用限制性内切酶Sma I酶切扩增得到的DNA片段,以平末端反向插入p35S-1301表达载体(CAMBIA公司,双元载体,Km抗性,含CaMV-35S启动子和GUS基因编码区)Sma I位点(位于35S启动子之后),从而构建出OsMDP1基因的反义表达载体。
2.2以常规的CaCl2处理法(参见《分子生物学实验技术》.郝福英 等 编著,北京大学出版社,北京,1998)制备大肠杆菌DH5α(STRATAGENE公司)感受态,通过电击转化法将实施例2.1所构建的反义表达载体转化大肠杆菌。挑取阳性克隆,按照《分子克隆》提供的方案,采用A012质粒小样快速提取试剂盒(上海鼎国公司),用SDS裂解法(参见《分子克隆》P45)提取质粒DNA。
以质粒DNA为模板,以35SP(正向5’-AGACTTCGCGCTGATACCAG-3’)和P11(反向)为引物进行PCR,PCR条件为30℃,10min;42℃,90min;95℃,5min;4℃,60min得到的DNA片段经测序证实,p35S-1301表达载体上已插入了814bp的OsMDP1基因的第139-952位核苷酸序列。命名为OsMDP1反义表达载体。
实施例3、水稻转基因株系的建立将实施例2构建的OsMDP1反义表达载体转入农杆菌,通过农杆菌介导法感染水稻的幼胚,构建出A1,A19-3和A18-6三个转基因株系。

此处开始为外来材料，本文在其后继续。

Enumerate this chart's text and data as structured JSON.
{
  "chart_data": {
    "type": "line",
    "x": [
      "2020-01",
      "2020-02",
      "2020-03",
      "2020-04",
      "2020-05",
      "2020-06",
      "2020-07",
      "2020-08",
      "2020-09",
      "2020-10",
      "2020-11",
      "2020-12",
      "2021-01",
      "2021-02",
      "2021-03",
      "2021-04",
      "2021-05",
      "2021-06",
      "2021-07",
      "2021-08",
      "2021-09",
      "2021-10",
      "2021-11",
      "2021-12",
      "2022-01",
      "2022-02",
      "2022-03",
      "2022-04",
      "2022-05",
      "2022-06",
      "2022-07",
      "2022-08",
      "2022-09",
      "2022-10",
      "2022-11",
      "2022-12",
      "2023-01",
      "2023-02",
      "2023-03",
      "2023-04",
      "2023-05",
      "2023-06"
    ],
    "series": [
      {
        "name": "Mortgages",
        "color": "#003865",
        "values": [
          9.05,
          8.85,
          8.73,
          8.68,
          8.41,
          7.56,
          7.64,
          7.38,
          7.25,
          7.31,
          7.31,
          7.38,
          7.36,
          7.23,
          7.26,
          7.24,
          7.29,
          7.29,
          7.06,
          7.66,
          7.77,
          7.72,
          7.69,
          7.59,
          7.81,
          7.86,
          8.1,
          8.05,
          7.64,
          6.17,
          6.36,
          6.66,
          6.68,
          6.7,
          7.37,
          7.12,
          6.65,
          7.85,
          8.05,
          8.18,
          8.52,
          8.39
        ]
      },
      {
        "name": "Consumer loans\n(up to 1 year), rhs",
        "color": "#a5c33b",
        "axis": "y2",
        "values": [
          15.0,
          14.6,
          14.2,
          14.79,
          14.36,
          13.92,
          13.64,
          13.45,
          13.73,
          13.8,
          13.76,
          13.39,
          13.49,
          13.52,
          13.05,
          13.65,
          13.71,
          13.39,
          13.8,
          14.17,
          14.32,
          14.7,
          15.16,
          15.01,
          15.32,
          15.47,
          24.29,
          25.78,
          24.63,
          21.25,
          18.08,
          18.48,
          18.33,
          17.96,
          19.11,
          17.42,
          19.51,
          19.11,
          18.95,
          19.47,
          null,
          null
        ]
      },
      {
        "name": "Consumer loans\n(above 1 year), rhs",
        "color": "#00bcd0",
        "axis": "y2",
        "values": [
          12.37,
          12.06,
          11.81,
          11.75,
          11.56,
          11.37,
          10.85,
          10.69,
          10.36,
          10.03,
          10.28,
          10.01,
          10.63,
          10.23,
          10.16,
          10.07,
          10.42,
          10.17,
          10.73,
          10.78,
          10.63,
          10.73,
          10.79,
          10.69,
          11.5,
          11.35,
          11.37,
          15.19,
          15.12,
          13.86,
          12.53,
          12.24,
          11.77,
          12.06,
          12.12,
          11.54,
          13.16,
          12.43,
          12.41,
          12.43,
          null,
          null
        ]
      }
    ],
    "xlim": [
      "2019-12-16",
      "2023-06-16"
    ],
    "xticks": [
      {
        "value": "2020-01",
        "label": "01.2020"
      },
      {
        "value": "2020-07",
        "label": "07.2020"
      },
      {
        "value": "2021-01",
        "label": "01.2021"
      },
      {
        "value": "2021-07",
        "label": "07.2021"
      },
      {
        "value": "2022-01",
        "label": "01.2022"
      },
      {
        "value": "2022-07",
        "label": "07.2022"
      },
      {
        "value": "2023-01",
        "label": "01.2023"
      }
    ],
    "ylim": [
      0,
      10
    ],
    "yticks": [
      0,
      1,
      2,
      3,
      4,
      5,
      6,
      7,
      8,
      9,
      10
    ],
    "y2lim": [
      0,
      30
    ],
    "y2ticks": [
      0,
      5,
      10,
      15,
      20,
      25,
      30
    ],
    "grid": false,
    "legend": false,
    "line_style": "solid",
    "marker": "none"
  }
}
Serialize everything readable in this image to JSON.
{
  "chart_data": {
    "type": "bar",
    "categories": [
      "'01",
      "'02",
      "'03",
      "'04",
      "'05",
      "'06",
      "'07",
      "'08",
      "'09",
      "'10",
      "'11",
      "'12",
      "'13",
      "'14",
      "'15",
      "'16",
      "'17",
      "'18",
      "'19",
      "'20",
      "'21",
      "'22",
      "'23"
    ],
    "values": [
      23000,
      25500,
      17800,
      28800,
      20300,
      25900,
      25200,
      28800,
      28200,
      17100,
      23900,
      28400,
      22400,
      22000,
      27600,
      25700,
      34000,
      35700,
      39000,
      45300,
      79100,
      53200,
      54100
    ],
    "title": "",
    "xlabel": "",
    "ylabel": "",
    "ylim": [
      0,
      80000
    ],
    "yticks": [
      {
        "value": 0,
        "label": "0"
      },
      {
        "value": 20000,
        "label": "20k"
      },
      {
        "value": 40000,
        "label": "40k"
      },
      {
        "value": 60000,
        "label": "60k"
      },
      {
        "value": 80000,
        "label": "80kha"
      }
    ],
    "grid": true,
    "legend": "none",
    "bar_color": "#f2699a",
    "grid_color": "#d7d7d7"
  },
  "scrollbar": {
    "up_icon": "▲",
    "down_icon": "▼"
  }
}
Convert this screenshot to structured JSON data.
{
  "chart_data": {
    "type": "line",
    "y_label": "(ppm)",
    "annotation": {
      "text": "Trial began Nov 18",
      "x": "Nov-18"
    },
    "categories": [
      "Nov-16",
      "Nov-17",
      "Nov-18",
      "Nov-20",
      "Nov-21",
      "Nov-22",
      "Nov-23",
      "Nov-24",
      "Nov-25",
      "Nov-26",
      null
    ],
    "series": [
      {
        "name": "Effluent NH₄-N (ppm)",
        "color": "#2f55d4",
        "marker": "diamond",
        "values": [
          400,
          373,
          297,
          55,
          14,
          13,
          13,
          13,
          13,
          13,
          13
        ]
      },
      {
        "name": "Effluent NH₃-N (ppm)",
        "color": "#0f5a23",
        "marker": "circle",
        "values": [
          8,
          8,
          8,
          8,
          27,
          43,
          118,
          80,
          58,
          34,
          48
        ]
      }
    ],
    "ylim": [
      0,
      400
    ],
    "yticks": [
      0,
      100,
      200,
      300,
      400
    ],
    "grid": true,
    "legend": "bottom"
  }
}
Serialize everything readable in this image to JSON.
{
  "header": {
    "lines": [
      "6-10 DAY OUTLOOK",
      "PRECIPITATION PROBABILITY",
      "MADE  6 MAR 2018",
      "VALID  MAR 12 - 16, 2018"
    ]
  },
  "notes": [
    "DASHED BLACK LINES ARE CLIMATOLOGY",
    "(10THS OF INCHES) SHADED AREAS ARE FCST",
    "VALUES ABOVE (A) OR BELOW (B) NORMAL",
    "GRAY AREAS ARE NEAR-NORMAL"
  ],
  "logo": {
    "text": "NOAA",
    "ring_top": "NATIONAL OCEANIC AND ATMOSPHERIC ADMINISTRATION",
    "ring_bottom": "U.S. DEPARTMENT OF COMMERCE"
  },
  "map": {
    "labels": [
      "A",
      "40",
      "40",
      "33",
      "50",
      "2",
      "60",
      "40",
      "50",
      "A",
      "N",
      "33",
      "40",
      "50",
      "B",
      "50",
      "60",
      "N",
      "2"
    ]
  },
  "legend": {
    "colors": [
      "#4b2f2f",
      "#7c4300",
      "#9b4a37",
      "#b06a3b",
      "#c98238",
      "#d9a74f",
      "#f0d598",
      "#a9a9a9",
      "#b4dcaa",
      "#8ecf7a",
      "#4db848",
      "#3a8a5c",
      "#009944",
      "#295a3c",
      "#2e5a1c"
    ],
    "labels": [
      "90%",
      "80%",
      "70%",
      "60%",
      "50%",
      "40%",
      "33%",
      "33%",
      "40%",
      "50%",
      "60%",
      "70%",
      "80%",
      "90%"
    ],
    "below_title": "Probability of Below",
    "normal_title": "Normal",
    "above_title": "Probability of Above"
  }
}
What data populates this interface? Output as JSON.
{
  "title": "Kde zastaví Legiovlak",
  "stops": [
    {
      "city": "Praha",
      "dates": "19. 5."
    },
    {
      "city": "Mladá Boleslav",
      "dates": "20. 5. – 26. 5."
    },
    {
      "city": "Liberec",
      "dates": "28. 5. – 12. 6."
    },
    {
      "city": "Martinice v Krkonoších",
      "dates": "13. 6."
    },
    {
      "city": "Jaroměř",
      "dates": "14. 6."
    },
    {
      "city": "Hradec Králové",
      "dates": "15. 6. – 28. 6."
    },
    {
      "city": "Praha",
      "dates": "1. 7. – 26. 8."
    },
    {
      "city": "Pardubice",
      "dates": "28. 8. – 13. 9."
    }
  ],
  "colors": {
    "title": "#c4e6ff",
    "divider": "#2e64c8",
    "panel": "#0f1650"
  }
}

具体实验方法及步骤如下3.1、菌种构建以常规的CaCl2处理法(参见《分子生物学实验技术》.郝福英 等 编著,北京大学出版社,北京,1998)制备根癌农杆菌EHA105(CAMBIA公司)感受态,通过电击转化法将OsMDP1反义表达载体转入农杆菌中,在含卡那霉素(Km)的LB培养基(胰蛋白胨10g/L,酵母提取物5g/L,NaCl 10g/L,琼脂15g/L,卡那霉素50mg/L,用NaOH调pH至7.5)上,于28℃下培养2天。
挑取单菌落,在含卡那霉素的YEP酵母培养基(蛋白胨10g/L,酵母浸膏10g/L,NaCl 5g/L,卡那霉素50mg/L,pH 7.0)中28℃培养约24小时至对数期。按1%的量接种到相同的培养基中,28℃下培养24小时。将培养液于4℃、3000rpm下离心10min,取沉淀(菌体),用等体积AAM-As培养基(AA培养基无机盐和氨基酸MS维他命,干酪素500mg/L,蔗糖68.5g/L,葡萄糖36g/L,乙酰丁香酮,pH 5.2)悬浮,静置2小时。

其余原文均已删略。